According to a proxy filing, Chevron Corp’s has proposed a $5 billion offer to acquire a stake of at least 50% in U.S. oil major Noble Energy.
If Chevron manages to snag the deal, the all-stock merger will boost its U.S. shale oil holdings and provide it with a huge natural gas assets off the coast of Israel. Incidentally, Noble’s Leviathan, one of the world’s biggest offshore gas discoveries in the last decade, is already supplying gas to Israel, Jordan and Egypt.
According to a filing with the SEC on Tuesday, in 2019, Noble was looking for a partner to help it finance the multi billion-dollar investment required for Leviathan.
Earlier this year in February, Noble had denied Chevron an opportunity to visit the Leviathan facility; weeks later though, it had a change of heart and had agreed to a confidentiality agreement so as to begin discussions on joint operations in the region, states the filing.
With the global energy markets in the doldrums, Noble has reported a first-quarter loss of around $4 billion, with its board opting for a sale of the company rather than a regional partnership, reads the filing.
So far, it has contacted eight companies to gauge their interest in taking a stake in its Eastern Mediterranean holdings; it has also held talks with 6 potential buyers.
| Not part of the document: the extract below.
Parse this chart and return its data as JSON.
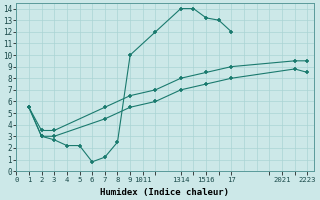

According to the flings, the alternatives that Chevron was seeking were either “high risk” or “did not result in any material benefit,” states the filing.
Chevron’s bid valued Noble at $10.38 a share, a 7.5% premium to its closing price before the deal was disclosed. Including an assumption of debt, the price tag for the purchase is roughly $13 billion.
During negotiations, Chevron had agreed to raise its exchange ratio while Noble dropped a force-the-vote provision and had agreed to pay a higher termination fee in the event the deal did not go through.
The acquisition still has to face a vote by Noble shareholders; expectations are that it will be approved.